Big data plays an increasingly important role in medicine and in public health studies. The adoption of electronic medical records (EMRs), arrays of continuous biometric sensors, and collaborations among global organizations that collect, analyze, and study massive datasets present a potential Pandora’s box. We can train machine learning engines with accurate, protected data to improve medical diagnosis, treatment plan effectiveness, and patient outcomes. Poor quality or tainted datasets can waste time and money, however, and possibly cause great harm. As the saying goes, “garbage in, garbage out.” While it may sound reassuring to read that a research team trained an algorithm with 700,000 data points from previously documented cases, reliance on big data for direction or decision support requires a leap of trust. How do we know where the data came from and whether it’s any good?

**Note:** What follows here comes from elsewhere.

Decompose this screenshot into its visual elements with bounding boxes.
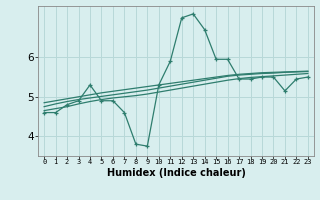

Questions and concerns about data quality drive work of the Big Data Steering Group, a body established by the European Medicines Agency (EMA) and the Heads of Medicines Agencies (HMA). The Big Data Steering Group recently published a third workplan. This latest workplan outlines the major components that the group intends to deliver during 2022 to 2025. The Big Data Steering Group’s purpose is to “enhance the efficient integration of data analysis into the evaluation of medicinal products by regulators.” Earlier work assessed the challenges and opportunities in using big data to regulate medical developments, including treatments and improved outcomes. The previous task group also presented prioritized recommendations on using and generating data.

The workplan for 2022 to 2025 includes four key components. The first deliverable is a Data Analysis and Real World Interrogation Network (DARWIN EU) to support studies in the EU with real-world evidence. Second is a common data quality framework for all stakeholders. Next, the group will publish a good practices guide for data discoverability. The last key deliverable is training for regulators in biostatistics, pharmacoepidemiology, and data science.

As digital methods and technologies continue to proliferate, the Big Data Steering Group’s work is an excellent effort to help keep all parties on track. As more studies rely on data, it’s imperative that someone watches over the data to protect the study outcomes.